Reference: Chondrodermatitis nodularis helicis
Board review style question #2
Which of the following is true regarding chondrodermatitis nodularis helicis?

  1. Most cases occur in patients with an autoimmune or connective tissue disease
  2. Most commonly found on the helix and antihelix of older men
  3. Neoplastic lesion characterized by necrobiotic dermal collagen and erosion of superficial cartilage
  4. Precipitating injury is believed to be microbial infection
Board review style answer #2
B. Most commonly found on the helix and antihelix of older men. The helix and antihelix are the most common sites for this lesion; however, any cartilage containing, pressure prone area may be susceptible.
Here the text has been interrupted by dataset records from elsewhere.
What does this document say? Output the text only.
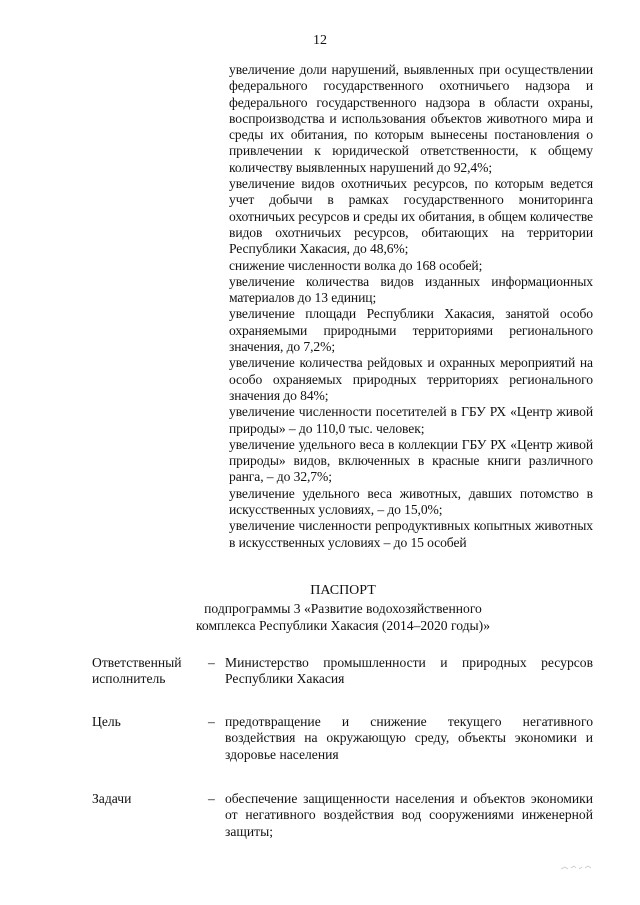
12

увеличение доли нарушений, выявленных при осуществлении федерального государственного охотничьего надзора и федерального государственного надзора в области охраны, воспроизводства и использования объектов животного мира и среды их обитания, по которым вынесены постановления о привлечении к юридической ответственности, к общему количеству выявленных нарушений до 92,4%;

увеличение видов охотничьих ресурсов, по которым ведется учет добычи в рамках государственного мониторинга охотничьих ресурсов и среды их обитания, в общем количестве видов охотничьих ресурсов, обитающих на территории Республики Хакасия, до 48,6%;

снижение численности волка до 168 особей;

увеличение количества видов изданных информационных материалов до 13 единиц;

увеличение площади Республики Хакасия, занятой особо охраняемыми природными территориями регионального значения, до 7,2%;

увеличение количества рейдовых и охранных мероприятий на особо охраняемых природных территориях регионального значения до 84%;

увеличение численности посетителей в ГБУ РХ «Центр живой природы» – до 110,0 тыс. человек;

увеличение удельного веса в коллекции ГБУ РХ «Центр живой природы» видов, включенных в красные книги различного ранга, – до 32,7%;

увеличение удельного веса животных, давших потомство в искусственных условиях, – до 15,0%;

увеличение численности репродуктивных копытных животных в искусственных условиях – до 15 особей

ПАСПОРТ
подпрограммы 3 «Развитие водохозяйственного
комплекса Республики Хакасия (2014–2020 годы)»
Ответственный исполнитель
– Министерство промышленности и природных ресурсов Республики Хакасия
Цель	– предотвращение и снижение текущего негативного воздействия на окружающую среду, объекты экономики и здоровье населения
Задачи	– обеспечение защищенности населения и объектов экономики от негативного воздействия вод сооружениями инженерной защиты;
Answer A is incorrect because ~15% of cases occur in patients with an autoimmune or connective tissue disease (e.g., polymyalgia rheumatica). Answer C is incorrect because chondrodermatitis nodularis helicis is a nonneoplastic lesion. Answer D is incorrect because the precipitating injury is believed to be solar / actinic damage or cold exposure.